Vietnam plant dem Vorschlag zufolge nun, neue Deklarations- und Genehmigungsverfahren für den Handel mit solchen Produkten einzuführen.
Hanoi hatte zuvor erklärt, bei Treffen im März mit US-Beamten über die Kontrolle des Exports von Dual-Use-Gütern gesprochen zu haben. Zu den weiteren technologiebezogenen Gesten gegenüber den USA gehört Hanois günstige Zustimmung zum Satellitenkommunikationsdienst Starlink, der von Trumps milliardenschwerem Verbündeten Elon Musk kontrolliert wird.
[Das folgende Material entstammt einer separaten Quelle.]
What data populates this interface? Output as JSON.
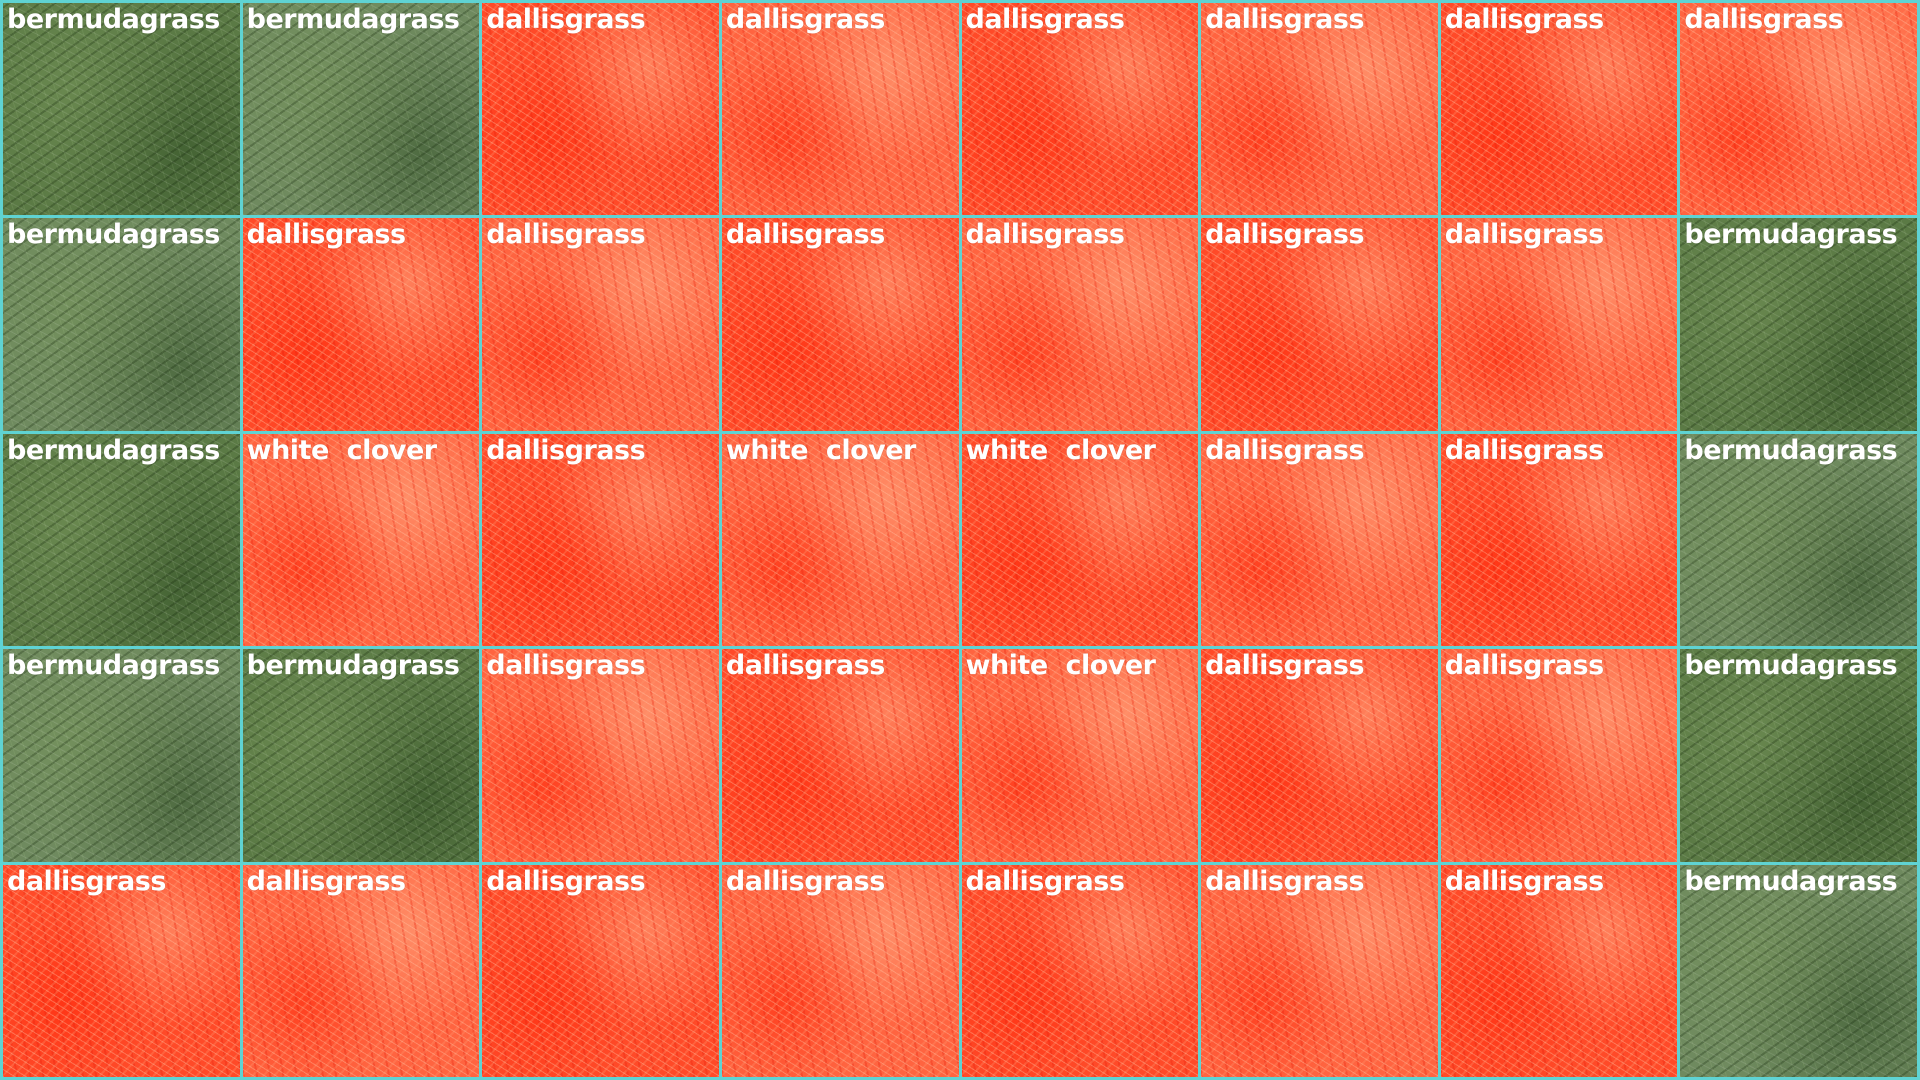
{
  "grid": {
    "columns": 8,
    "rows": 5,
    "border_color": "#5fd3d3",
    "label_color": "#ffffff",
    "class_colors": {
      "bermudagrass": "natural-green",
      "dallisgrass": "#ff4a28",
      "white clover": "#ff4a28"
    },
    "tiles": [
      {
        "label": "bermudagrass",
        "tint": "green"
      },
      {
        "label": "bermudagrass",
        "tint": "green"
      },
      {
        "label": "dallisgrass",
        "tint": "red"
      },
      {
        "label": "dallisgrass",
        "tint": "red"
      },
      {
        "label": "dallisgrass",
        "tint": "red"
      },
      {
        "label": "dallisgrass",
        "tint": "red"
      },
      {
        "label": "dallisgrass",
        "tint": "red"
      },
      {
        "label": "dallisgrass",
        "tint": "red"
      },
      {
        "label": "bermudagrass",
        "tint": "green"
      },
      {
        "label": "dallisgrass",
        "tint": "red"
      },
      {
        "label": "dallisgrass",
        "tint": "red"
      },
      {
        "label": "dallisgrass",
        "tint": "red"
      },
      {
        "label": "dallisgrass",
        "tint": "red"
      },
      {
        "label": "dallisgrass",
        "tint": "red"
      },
      {
        "label": "dallisgrass",
        "tint": "red"
      },
      {
        "label": "bermudagrass",
        "tint": "green"
      },
      {
        "label": "bermudagrass",
        "tint": "green"
      },
      {
        "label": "white  clover",
        "tint": "red"
      },
      {
        "label": "dallisgrass",
        "tint": "red"
      },
      {
        "label": "white  clover",
        "tint": "red"
      },
      {
        "label": "white  clover",
        "tint": "red"
      },
      {
        "label": "dallisgrass",
        "tint": "red"
      },
      {
        "label": "dallisgrass",
        "tint": "red"
      },
      {
        "label": "bermudagrass",
        "tint": "green"
      },
      {
        "label": "bermudagrass",
        "tint": "green"
      },
      {
        "label": "bermudagrass",
        "tint": "green"
      },
      {
        "label": "dallisgrass",
        "tint": "red"
      },
      {
        "label": "dallisgrass",
        "tint": "red"
      },
      {
        "label": "white  clover",
        "tint": "red"
      },
      {
        "label": "dallisgrass",
        "tint": "red"
      },
      {
        "label": "dallisgrass",
        "tint": "red"
      },
      {
        "label": "bermudagrass",
        "tint": "green"
      },
      {
        "label": "dallisgrass",
        "tint": "red"
      },
      {
        "label": "dallisgrass",
        "tint": "red"
      },
      {
        "label": "dallisgrass",
        "tint": "red"
      },
      {
        "label": "dallisgrass",
        "tint": "red"
      },
      {
        "label": "dallisgrass",
        "tint": "red"
      },
      {
        "label": "dallisgrass",
        "tint": "red"
      },
      {
        "label": "dallisgrass",
        "tint": "red"
      },
      {
        "label": "bermudagrass",
        "tint": "green"
      }
    ]
  }
}
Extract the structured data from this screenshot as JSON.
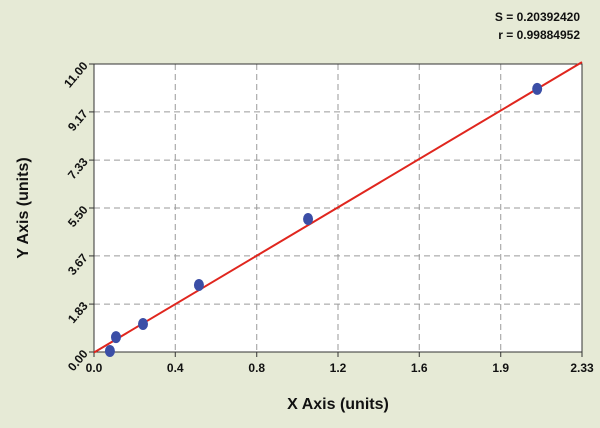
{
  "chart_data": {
    "type": "scatter",
    "x_label": "X Axis (units)",
    "y_label": "Y Axis (units)",
    "annotations": [
      "S = 0.20392420",
      "r = 0.99884952"
    ],
    "x": [
      0.076,
      0.105,
      0.234,
      0.501,
      1.022,
      2.116
    ],
    "values": [
      0.04,
      0.57,
      1.07,
      2.56,
      5.08,
      10.05
    ],
    "color": "#3b4ea6",
    "fit": {
      "x": [
        0,
        2.33
      ],
      "y": [
        -0.02,
        11.07
      ],
      "color": "#e0261e"
    },
    "xlim": [
      0,
      2.33
    ],
    "ylim": [
      0,
      11
    ],
    "xticks": [
      {
        "value": 0,
        "label": "0.0"
      },
      {
        "value": 0.388,
        "label": "0.4"
      },
      {
        "value": 0.777,
        "label": "0.8"
      },
      {
        "value": 1.165,
        "label": "1.2"
      },
      {
        "value": 1.553,
        "label": "1.6"
      },
      {
        "value": 1.942,
        "label": "1.9"
      },
      2.33
    ],
    "yticks": [
      {
        "value": 0,
        "label": "0.00"
      },
      1.83,
      3.67,
      {
        "value": 5.5,
        "label": "5.50"
      },
      7.33,
      9.17,
      {
        "value": 11,
        "label": "11.00"
      }
    ],
    "grid": true
  }
}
Musk schien Starlinks Ambitionen in Vietnam zu bestätigen, als er am 4. April den Inhalt eines früheren Reuters-Artikels, der die Pläne des Unternehmens für den Einsatz mehrerer Bodenstationen detailliert beschrieb, erneut veröffentlichte. Musks Vormachtstellung im Weltraum wird von Peking als Bedrohung angesehen, das sich beeilt, Satelliten in eine niedrigere Erdumlaufbahn zu bringen. Vietnam, ein mittelgroßes Land, dessen Diplomaten seit langem mit den Beziehungen zu Großmächten jonglieren, empfängt nächste Woche den chinesischen Staatschef Xi Jinping. Xis Reise dürfte laut zwei mit der Angelegenheit vertrauten Personen mit der Genehmigung der chinesischen COMAC-Flugzeuge durch die vietnamesische Luftfahrtbehörde zusammenfallen.
Dies könnte vietnamesischen Fluggesellschaften den Weg für das Leasing und den Kauf chinesischer Jets ebnen, die bislang kaum ausländische Käufer finden konnten. Die Genehmigung käme auf die Ankündigung vietnamesischer Fluggesellschaften in dieser Woche, Vereinbarungen über US-Kredite für den Kauf von Boeing-Flugzeugen getroffen zu haben.